Adipose tissue can't be just fat. If it was just fat it would be mostly liquid and slosh around. So I guess it must also have lower caloric density than pure fat, i.e. you lose more weight for a given calorie deficit than would be expected if you lost fat only.

Is this true and if yes, what are the values for both abdominal/visceral fat and for subcutaneous belly fat?

I'm asking because I've been losing weight faster than anticipated and wonder why. If the weight lost would translate to calories with the factor 7000kcal/kg, then I would have a daily deficit of 2000kcal which is not very believable considering I feel fine and am not trying very hard.

Possibly irrelevant stats just in case: 11 days, 3.3kg down from 75.1 originally, eating around 1000kcal/day (maybe more, not keeping track exactly), 1.72m tall, 7 proper work outs in that time of which 6 were one hour intense and one was 4 hours not that intense.
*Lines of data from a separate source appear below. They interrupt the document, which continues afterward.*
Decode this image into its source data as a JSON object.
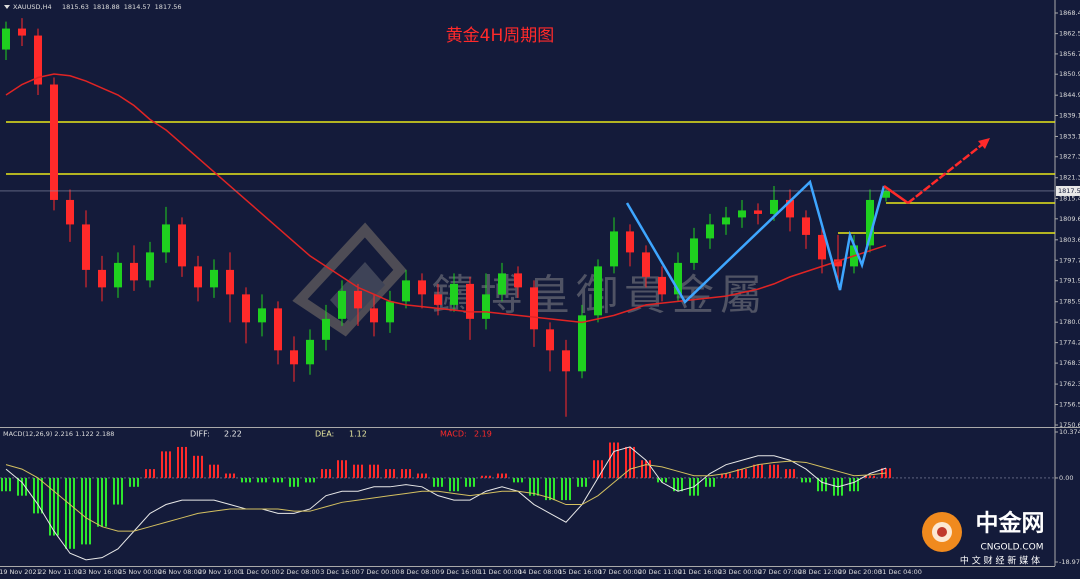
{
  "chart_data": [
    {
      "type": "candlestick",
      "title": "黄金4H周期图",
      "header": "XAUUSD,H4",
      "open": [
        1858,
        1864,
        1862,
        1848,
        1815,
        1808,
        1795,
        1790,
        1797,
        1792,
        1800,
        1808,
        1796,
        1790,
        1795,
        1788,
        1780,
        1784,
        1772,
        1768,
        1775,
        1781,
        1789,
        1784,
        1780,
        1786,
        1792,
        1788,
        1785,
        1791,
        1781,
        1788,
        1794,
        1790,
        1778,
        1772,
        1766,
        1782,
        1796,
        1806,
        1800,
        1793,
        1788,
        1797,
        1804,
        1808,
        1810,
        1812,
        1811,
        1815,
        1810,
        1805,
        1798,
        1796,
        1802,
        1815.63
      ],
      "high": [
        1866,
        1867,
        1864,
        1850,
        1818,
        1812,
        1799,
        1800,
        1802,
        1803,
        1813,
        1810,
        1799,
        1798,
        1800,
        1790,
        1788,
        1786,
        1776,
        1778,
        1785,
        1792,
        1791,
        1788,
        1789,
        1795,
        1794,
        1791,
        1794,
        1793,
        1794,
        1797,
        1796,
        1792,
        1780,
        1775,
        1785,
        1798,
        1810,
        1808,
        1802,
        1796,
        1800,
        1807,
        1811,
        1813,
        1815,
        1814,
        1819,
        1818,
        1812,
        1807,
        1805,
        1805,
        1818,
        1818.88
      ],
      "low": [
        1855,
        1859,
        1845,
        1812,
        1803,
        1790,
        1786,
        1787,
        1789,
        1790,
        1797,
        1793,
        1786,
        1787,
        1780,
        1774,
        1776,
        1768,
        1763,
        1765,
        1772,
        1779,
        1779,
        1776,
        1777,
        1784,
        1784,
        1782,
        1783,
        1775,
        1778,
        1786,
        1787,
        1773,
        1766,
        1753,
        1764,
        1780,
        1794,
        1796,
        1790,
        1786,
        1786,
        1795,
        1801,
        1805,
        1807,
        1808,
        1809,
        1806,
        1801,
        1794,
        1790,
        1794,
        1800,
        1814.57
      ],
      "close": [
        1864,
        1862,
        1848,
        1815,
        1808,
        1795,
        1790,
        1797,
        1792,
        1800,
        1808,
        1796,
        1790,
        1795,
        1788,
        1780,
        1784,
        1772,
        1768,
        1775,
        1781,
        1789,
        1784,
        1780,
        1786,
        1792,
        1788,
        1785,
        1791,
        1781,
        1788,
        1794,
        1790,
        1778,
        1772,
        1766,
        1782,
        1796,
        1806,
        1800,
        1793,
        1788,
        1797,
        1804,
        1808,
        1810,
        1812,
        1811,
        1815,
        1810,
        1805,
        1798,
        1796,
        1802,
        1815,
        1817.56
      ],
      "ma": [
        1845,
        1848,
        1850,
        1851,
        1850.5,
        1849,
        1847,
        1845,
        1842,
        1838,
        1835,
        1831,
        1827,
        1823,
        1819,
        1815,
        1811,
        1807,
        1803,
        1799,
        1796,
        1793,
        1790,
        1788,
        1786,
        1785,
        1784.5,
        1784,
        1783.5,
        1783,
        1783,
        1782.5,
        1782,
        1781.5,
        1781,
        1780.5,
        1780,
        1781,
        1782,
        1783.5,
        1785,
        1785.5,
        1786,
        1786.5,
        1787,
        1787.5,
        1788.5,
        1789.5,
        1791,
        1793,
        1794.5,
        1796,
        1797.5,
        1799,
        1800.5,
        1802
      ],
      "up_color": "#1fd01f",
      "down_color": "#ff2a2a",
      "ma_color": "#e02424",
      "levels": [
        1837.28,
        1822.42,
        1814.12,
        1805.55
      ],
      "level_starts": [
        0,
        0,
        55,
        52
      ],
      "level_color": "#e8e81a",
      "ylim": [
        1750.65,
        1868.45
      ],
      "yticks": [
        1868.45,
        1862.55,
        1856.75,
        1850.95,
        1844.95,
        1839.15,
        1833.15,
        1827.35,
        1821.35,
        1815.45,
        {
          "value": 1809.6,
          "label": "1809.60"
        },
        {
          "value": 1803.6,
          "label": "1803.60"
        },
        1797.75,
        {
          "value": 1791.9,
          "label": "1791.90"
        },
        {
          "value": 1785.9,
          "label": "1785.90"
        },
        1780.05,
        1774.2,
        1768.35,
        1762.35,
        {
          "value": 1756.5,
          "label": "1756.50"
        },
        1750.65
      ],
      "x_labels": [
        "19 Nov 2021",
        "22 Nov 11:00",
        "23 Nov 16:00",
        "25 Nov 00:00",
        "26 Nov 08:00",
        "29 Nov 19:00",
        "1 Dec 00:00",
        "2 Dec 08:00",
        "3 Dec 16:00",
        "7 Dec 00:00",
        "8 Dec 08:00",
        "9 Dec 16:00",
        "11 Dec 00:00",
        "14 Dec 08:00",
        "15 Dec 16:00",
        "17 Dec 00:00",
        "20 Dec 11:00",
        "21 Dec 16:00",
        "23 Dec 00:00",
        "27 Dec 07:00",
        "28 Dec 12:00",
        "29 Dec 20:00",
        "31 Dec 04:00"
      ]
    },
    {
      "type": "macd",
      "header": "MACD(12,26,9) 2.216 1.122 2.188",
      "series": [
        {
          "name": "MACD:",
          "color": "#ff2a2a",
          "down_color": "#2ee82e",
          "readout": 2.19,
          "values": [
            -3,
            -4,
            -8,
            -13,
            -16,
            -15,
            -11,
            -6,
            -2,
            2,
            6,
            7,
            5,
            3,
            1,
            -1,
            -1,
            -1,
            -2,
            -1,
            2,
            4,
            3,
            3,
            2,
            2,
            1,
            -2,
            -3,
            -2,
            0.5,
            1,
            -1,
            -4,
            -5,
            -5,
            -2,
            4,
            8,
            7,
            4,
            -1,
            -3,
            -4,
            -2,
            1,
            2,
            3,
            3,
            2,
            -1,
            -3,
            -4,
            -3,
            0.5,
            2.188
          ]
        },
        {
          "name": "DIFF:",
          "color": "#e8e8e8",
          "readout": 2.22,
          "values": [
            2,
            -1,
            -6,
            -12,
            -17,
            -18.5,
            -18,
            -16,
            -12,
            -8,
            -6,
            -5,
            -5,
            -5,
            -6,
            -7,
            -7,
            -8,
            -8,
            -7,
            -4,
            -3,
            -3,
            -2,
            -2,
            -1.5,
            -2,
            -4,
            -5,
            -5,
            -3,
            -2,
            -3,
            -6,
            -8,
            -10,
            -6,
            0,
            6,
            7,
            4,
            -1,
            -3,
            -2,
            1,
            3,
            4,
            5,
            5,
            4,
            2,
            -1,
            -2,
            -1,
            1,
            2.216
          ]
        },
        {
          "name": "DEA:",
          "color": "#d4c060",
          "readout": 1.12,
          "values": [
            3,
            2,
            0,
            -3,
            -6,
            -9,
            -11,
            -12,
            -12,
            -11,
            -10,
            -9,
            -8,
            -7.5,
            -7,
            -7,
            -7,
            -7,
            -7.5,
            -7.5,
            -6.5,
            -5.5,
            -5,
            -4.5,
            -4,
            -3.5,
            -3,
            -3,
            -3.5,
            -4,
            -3.5,
            -3,
            -3,
            -3.5,
            -4.5,
            -6,
            -6,
            -4,
            -1,
            2,
            3,
            2.5,
            1.5,
            0.5,
            0.5,
            1,
            2,
            3,
            3.5,
            3.8,
            3.5,
            2.5,
            1.5,
            0.5,
            0.7,
            1.122
          ]
        }
      ],
      "ylim": [
        -18.975,
        10.374
      ],
      "yticks": [
        10.374,
        {
          "value": 0,
          "label": "0.00"
        },
        -18.975
      ]
    }
  ],
  "watermark": "鑄博皇御貴金屬",
  "logo": {
    "name": "中金网",
    "url": "CNGOLD.COM",
    "tagline": "中 文 财 经 新 媒 体"
  }
}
The amount of sports is pretty normal for me, but I used to eat much more. The fat that I think I'm losing is subcutaneous belly fat and abdominal fat (see Wikipedia on adipose tissue types), I have a typical male body shape, i.e. fat is in belly and nowhere else.
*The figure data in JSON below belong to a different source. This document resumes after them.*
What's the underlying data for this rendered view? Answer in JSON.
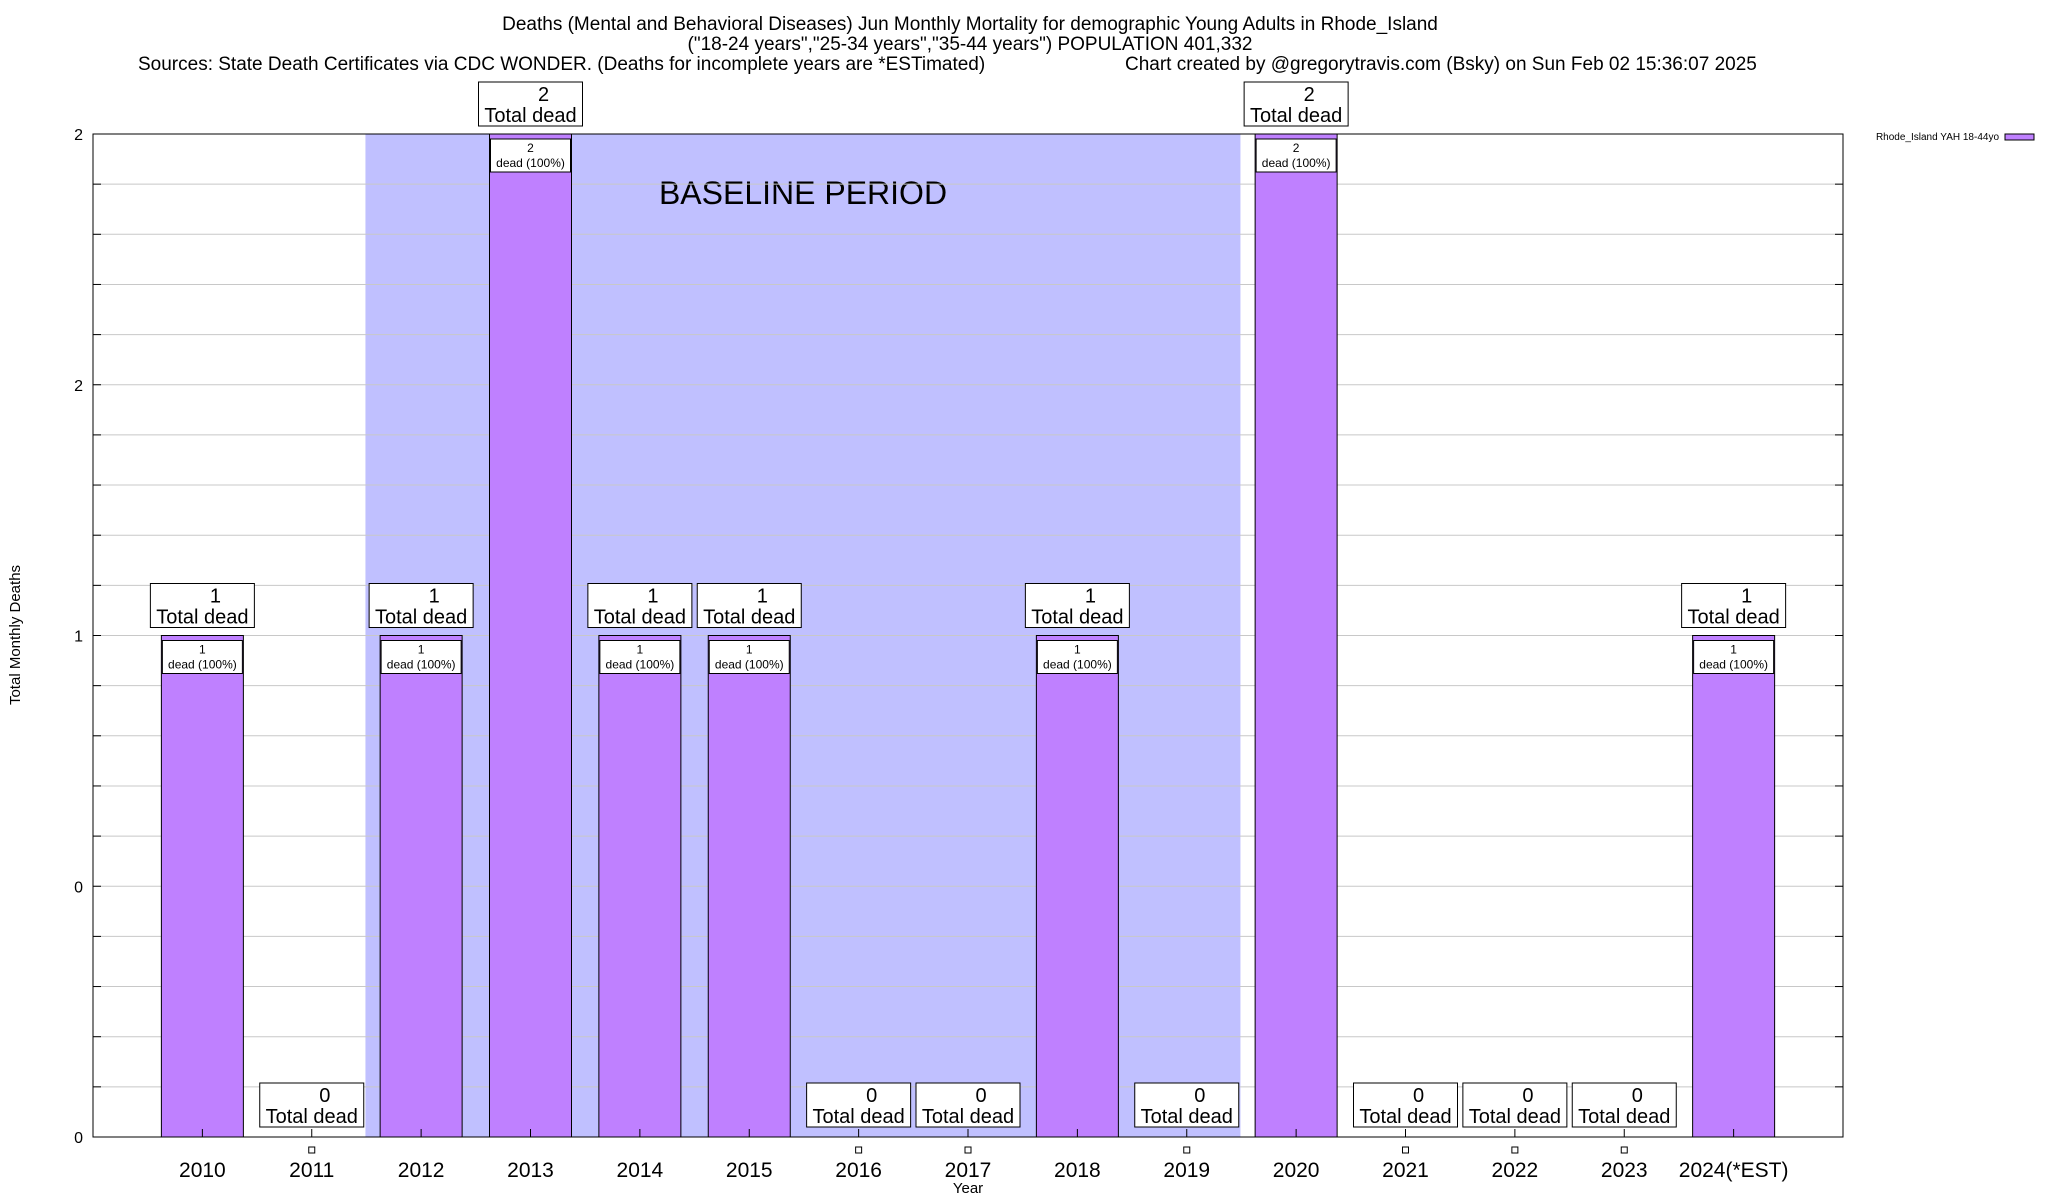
{
  "title": {
    "line1": "Deaths (Mental and Behavioral Diseases) Jun Monthly Mortality for demographic Young Adults in Rhode_Island",
    "line2": "(\"18-24 years\",\"25-34 years\",\"35-44 years\") POPULATION 401,332",
    "line3_source": "Sources: State Death Certificates via CDC WONDER. (Deaths for incomplete years are *ESTimated)",
    "line3_credit": "Chart created by @gregorytravis.com (Bsky) on Sun Feb 02 15:36:07 2025"
  },
  "chart_data": {
    "type": "bar",
    "xlabel": "Year",
    "ylabel": "Total Monthly Deaths",
    "ylim": [
      0,
      2
    ],
    "y_tick_labels": [
      "0",
      "0",
      "1",
      "2",
      "2"
    ],
    "categories": [
      "2010",
      "2011",
      "2012",
      "2013",
      "2014",
      "2015",
      "2016",
      "2017",
      "2018",
      "2019",
      "2020",
      "2021",
      "2022",
      "2023",
      "2024(*EST)"
    ],
    "series": [
      {
        "name": "Rhode_Island YAH 18-44yo",
        "color": "#bf80ff",
        "values": [
          1,
          0,
          1,
          2,
          1,
          1,
          0,
          0,
          1,
          0,
          2,
          0,
          0,
          0,
          1
        ]
      }
    ],
    "total_label_suffix": "Total dead",
    "segment_label_suffix": "dead (100%)",
    "baseline": {
      "label": "BASELINE PERIOD",
      "from": "2012",
      "to": "2019",
      "color": "#c0c0ff"
    },
    "legend": {
      "label": "Rhode_Island YAH 18-44yo",
      "placement": "top-right"
    },
    "grid": true
  }
}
  • Are you a man, woman? Most men maintain weight around 2500 calories per day, if you’re only eating 1000 then that’s potentially 1500 calories by itself. Working out will only further this massive deficit. Also, I’m not sure that understanding the composition of body fat is even relevant to what you are actually trying to figure out. Especially since you are likely losing muscle mass as well. Not to mention how you don’t seem to be considering glycogen and water and food as part of the weight you are losing. Feb 29, 2020 at 14:36
  • @JustSnilloc Well I'm not sure how helpful and/or relevant it is, but I'm a curious person. I'm pretty sure my performance is at least staying level if not improving, so I doubt I'm losing muscle mass. Although I don't recently do much sports where performance is easily measured, I just notice I can more and more easily keep up with the others in the group and recover ok afterwards.
    – Nobody
    Feb 29, 2020 at 15:03
  • @JustSnilloc So for glycogen I would have lost about 2000kcal/500g once at the beginning when I started to have a deficit, if we assume it's now constantly depleted, less if we assume it's partially filled up again from body fat/food. Muscle is of course possible but I haven't noticed yet and would stop once I noticed. I don't understand the part about food and water, I drink lots so I don't know why I would have less stored water, and in daily life it should be a wash and I weight myself on an empty stomach anyway... if you want to write a more general answer than what I asked, feel free. :)
    – Nobody
    Feb 29, 2020 at 16:57
  • @Nobody -- the 7000 kcal/kg (3500 kcal/lb) weight loss factor is a myth, or rather, its been debunked.
    – C. Lange
    Mar 2, 2020 at 19:56
  • I'm voting to close this question as off-topic because this is probably better suited for biology, but would need the personal details edited out and the main question about the caloric density clarified some.